If you’re a fame-free author too, or have one for a friend, you’ll know what I mean. We authors without big, rich publishers are a needy lot. And however shy or apologetic we are, we end up making demands, asking favours or, at the very least, expecting friends to sympathise with our many woes. Here are some of the annoying ways an author cries for help, along with our excuses.

  1. Buy my book? Please? Subtext: without sales to friends, small authors will be demoralised beyond repair within a week of publication. And remaindered before long.
  2. Review my book? This is cheaper for the friend but more difficult. It will probably involve reading the book. A dilemma may then follow if the friend doesn’t really enjoy or rate the author’s book, especially if she cherishes honesty or her credibility as a critical reader along with the friendship. On the other hand the friend may not feel comfortable with review writing even if she loves the book, because it feels like an academic discipline outside her experience. Footnote: A third problem may arise if the author’s friend who fails to deliver the requested review ever becomes an author herself. She will become aware of the tit for tat, Like for Like, back-scratching amongst authors and regret her silence.
  3. Vote for me? There are many competitions these days decided by audience vote and the friend and author may be agreed on the silliness of such a way of evaluating literature, but if a book is entered for any prize the author will feel bound to enlist the friend’s support. An excited friend may be happy to engage in online and real-world campaigning the first time, or for the first day or two. After that it becomes obvious that the winner of the silly award will be the canniest, most relentless user of social media, not the best writer. Both author and friend feel conned.
  4. Come to my signing or book event? This is a real guilt trip for the friend who can’t or would rather not attend, because the small author is anxious that no one will turn up and she will look… small. And never be allowed back to the bookshop or library. The thought of the author bravely addressing the manager and the dog walker he dragged in off the street will spoil the friend’s cosy evening on the sofa with Sherlock or Bake Off.
  5. Illustrate my book? This is a lower risk demand, and many friends of authors escape it, usually by being unable to draw. But the truth about small publishers is that they have no money to pay Quentin (or any other) Blake to provide illustrations. (Shamelessly, some may ask the author to pay for a few pictures, which probably means they’ve already asked the author to pay towards the book.) So a friend who happens to be an artist may be asked to ‘collaborate’ on an ‘exciting project’ with little remuneration for her efforts – on the basis that the author expects minimal remuneration herself!

So you can see that one way or another, the author’s friend can find herself busy with an unpaid job – much like the author.

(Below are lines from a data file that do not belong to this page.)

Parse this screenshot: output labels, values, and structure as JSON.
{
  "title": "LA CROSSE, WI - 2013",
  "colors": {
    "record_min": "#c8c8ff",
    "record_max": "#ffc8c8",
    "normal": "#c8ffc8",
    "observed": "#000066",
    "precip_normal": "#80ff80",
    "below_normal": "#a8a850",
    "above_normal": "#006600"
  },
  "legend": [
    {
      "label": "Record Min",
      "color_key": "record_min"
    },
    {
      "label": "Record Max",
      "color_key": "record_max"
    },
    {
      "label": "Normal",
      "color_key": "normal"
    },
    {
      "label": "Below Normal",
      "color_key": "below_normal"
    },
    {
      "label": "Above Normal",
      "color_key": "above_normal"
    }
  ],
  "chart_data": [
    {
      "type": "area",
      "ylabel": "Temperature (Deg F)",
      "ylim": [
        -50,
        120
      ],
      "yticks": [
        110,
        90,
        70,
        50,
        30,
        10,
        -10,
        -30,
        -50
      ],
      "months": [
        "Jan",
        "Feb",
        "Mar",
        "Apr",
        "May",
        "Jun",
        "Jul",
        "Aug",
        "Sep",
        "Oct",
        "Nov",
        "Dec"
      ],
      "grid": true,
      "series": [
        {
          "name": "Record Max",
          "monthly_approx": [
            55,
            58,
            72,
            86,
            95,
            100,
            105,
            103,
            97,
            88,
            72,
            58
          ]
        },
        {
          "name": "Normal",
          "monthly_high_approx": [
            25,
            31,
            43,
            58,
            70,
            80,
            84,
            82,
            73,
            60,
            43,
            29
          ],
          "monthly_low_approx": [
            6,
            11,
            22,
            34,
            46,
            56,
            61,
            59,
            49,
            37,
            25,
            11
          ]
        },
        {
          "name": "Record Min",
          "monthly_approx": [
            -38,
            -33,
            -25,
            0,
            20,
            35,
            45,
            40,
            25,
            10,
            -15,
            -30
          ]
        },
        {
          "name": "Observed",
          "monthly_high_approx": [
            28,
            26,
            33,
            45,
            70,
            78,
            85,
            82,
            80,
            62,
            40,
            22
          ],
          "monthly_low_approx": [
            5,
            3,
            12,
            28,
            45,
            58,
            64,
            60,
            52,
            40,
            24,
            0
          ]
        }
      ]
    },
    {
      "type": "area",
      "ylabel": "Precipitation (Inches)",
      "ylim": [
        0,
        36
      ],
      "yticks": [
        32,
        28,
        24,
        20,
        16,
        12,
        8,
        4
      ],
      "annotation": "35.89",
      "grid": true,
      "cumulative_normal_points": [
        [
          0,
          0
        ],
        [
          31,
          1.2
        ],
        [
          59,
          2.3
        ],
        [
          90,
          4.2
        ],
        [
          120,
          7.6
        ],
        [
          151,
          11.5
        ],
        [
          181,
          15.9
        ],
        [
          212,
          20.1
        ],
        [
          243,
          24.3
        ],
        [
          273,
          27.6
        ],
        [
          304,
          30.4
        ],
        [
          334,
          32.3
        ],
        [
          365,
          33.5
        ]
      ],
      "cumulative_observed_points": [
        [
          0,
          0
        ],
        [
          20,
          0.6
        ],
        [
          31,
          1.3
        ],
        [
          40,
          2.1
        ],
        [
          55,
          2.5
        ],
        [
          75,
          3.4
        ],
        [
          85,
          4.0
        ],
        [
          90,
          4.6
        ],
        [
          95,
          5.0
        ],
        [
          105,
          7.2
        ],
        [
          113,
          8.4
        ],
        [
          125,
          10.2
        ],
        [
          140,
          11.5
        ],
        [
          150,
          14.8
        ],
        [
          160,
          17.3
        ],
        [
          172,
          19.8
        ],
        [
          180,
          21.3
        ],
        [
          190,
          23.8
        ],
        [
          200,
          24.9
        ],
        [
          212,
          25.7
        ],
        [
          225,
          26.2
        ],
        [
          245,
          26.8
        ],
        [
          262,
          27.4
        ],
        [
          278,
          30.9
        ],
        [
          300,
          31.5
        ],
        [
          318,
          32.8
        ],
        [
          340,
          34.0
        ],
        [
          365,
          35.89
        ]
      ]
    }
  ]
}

Why, you may wonder, would the friend put up with it?

Maybe because the friend respects the author’s passion and commitment in (almost) the same way she respects Katherine Grainger’s or Laura Trott’s. Maybe because she does read the author’s work and likes it, values it, believes in it. Possibly because she’s an artist or musician and needs to ask similar favours. Or perhaps because she doesn’t trust the corporatisation of the arts, the branding of books as products, the marketing machine that puts sequels, series and merchandise before originality and fails to credit the ghost writer who crafted the celebrity’s bestseller. After all, she knows the small author is her own person. She knows she didn’t cheat.

 

I’ve avoided the personal here but if you’re a friend of mine and have ever answered yes to any of these requests for any of the reasons above, thank you. THANK YOU.

 

 

 

 

 

 

5 thoughts on “Help me, I’m an author!”

  1. This rang a couple of uncomfortable bells for me. I’ve just (last night) asked a couple of facebook friends who volunteered the information that their children had enjoyed my latest book, to … gulp… review it online. I hated asking. I cringed and winced and changed my mind several times before I sent the FB messages. But within minutes, they both said yes, quite cheerfuly, as if they were happy to be asked to help! I should learn from that and do it more often. But it feels so… uncomfortable. Best of luck asking for help Sue, we all need it. And we all need the kinds of friends who say yes cheerfully!

  2. Also – I love the idea of ‘fame-free authors’, and if I suited teeshirts, I might be tempted to get one made with that written in large confident letters on it!